Closed Ivy-ops closed 3 years ago
Hi! I have a similar question and I thought I will post it here... First, thank you for the amazing package, it is great!
I am working with soil samples, I have 120 samples and around 9,000 taxa, so much less taxa than the original question, but still it is crashing on my computer, so I am looking for a way to escape the limit error. I decided to subset my dataset by sample type, so I divided my dataset into 10. With 12 samples, it automatically removes the absent taxa in the subset, and it takes ~3h to run, but it runs! I am just wondering if this is correct? Or and I making a big mistake by sub-setting my data? I am not an expert in code, so I was wanted to check if this is OK.
Thank you so much,
Irene
Hey y'all! I was running into a similar problem as yours and so I wrote an alternate implementation of DivNet that can handle large datasets. I talked to @adw96 about this a long while back about releasing it, but never got it up on to GitHub until now.
@MicroIrene, I have used on a dataset of ~10,000 ASVs with ~350 samples in a reasonable amount of time. @Ivy-ops, I haven't tried it on any dataset with >10,000 taxa, but it should work if you have access to a machine with enough RAM (and plenty of time).

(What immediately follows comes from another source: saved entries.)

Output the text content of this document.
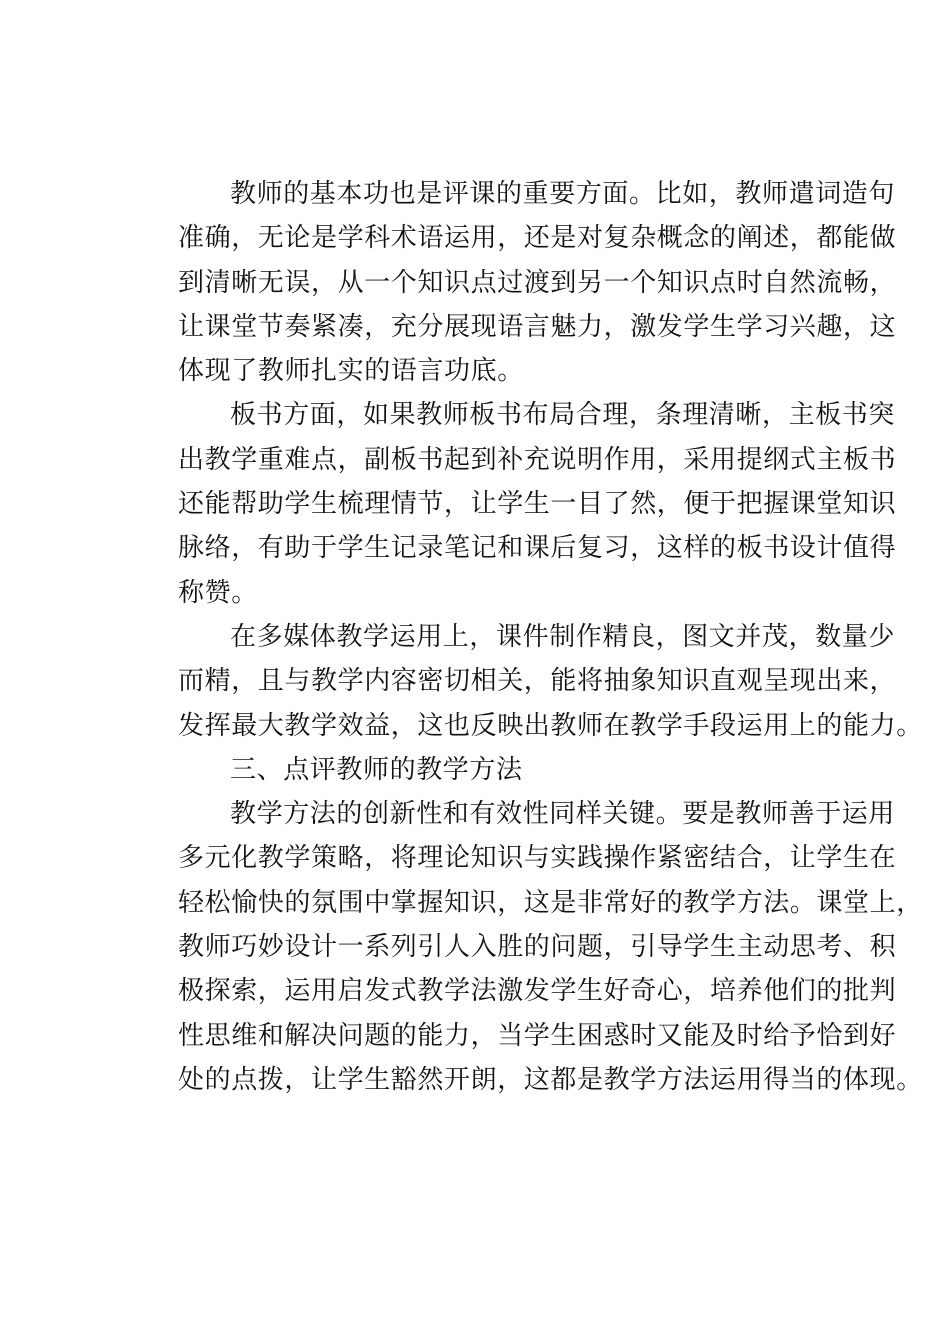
教师的基本功也是评课的重要方面。比如，教师遣词造句
准确，无论是学科术语运用，还是对复杂概念的阐述，都能做
到清晰无误，从一个知识点过渡到另一个知识点时自然流畅，
让课堂节奏紧凑，充分展现语言魅力，激发学生学习兴趣，这
体现了教师扎实的语言功底。
板书方面，如果教师板书布局合理，条理清晰，主板书突
出教学重难点，副板书起到补充说明作用，采用提纲式主板书
还能帮助学生梳理情节，让学生一目了然，便于把握课堂知识
脉络，有助于学生记录笔记和课后复习，这样的板书设计值得
称赞。
在多媒体教学运用上，课件制作精良，图文并茂，数量少
而精，且与教学内容密切相关，能将抽象知识直观呈现出来，
发挥最大教学效益，这也反映出教师在教学手段运用上的能力。
三、点评教师的教学方法
教学方法的创新性和有效性同样关键。要是教师善于运用
多元化教学策略，将理论知识与实践操作紧密结合，让学生在
轻松愉快的氛围中掌握知识，这是非常好的教学方法。课堂上，
教师巧妙设计一系列引人入胜的问题，引导学生主动思考、积
极探索，运用启发式教学法激发学生好奇心，培养他们的批判
性思维和解决问题的能力，当学生困惑时又能及时给予恰到好
处的点拨，让学生豁然开朗，这都是教学方法运用得当的体现。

Feel free to try it out. It isn't as easy to use as @adw96's awesome package, but it will crank through large datasets at least!
Hi @mooreryan ,
sorry for my slow reply, I have just seen this! Thank you very much for the this implementation! It sounds great, although a bit more complicated to run, but I will explore it. Thank you,
Irene
Hi, Thanks for this amazing package, very useful.
I have a phyloseq object with 67872 taxa and 59 samples. I tried
divnet_phyloseq <- divnet(W= my, base = 1, ncores = 4)
vector memory exhausted (limit reached?) May I know how to solve this problem? Thanks!!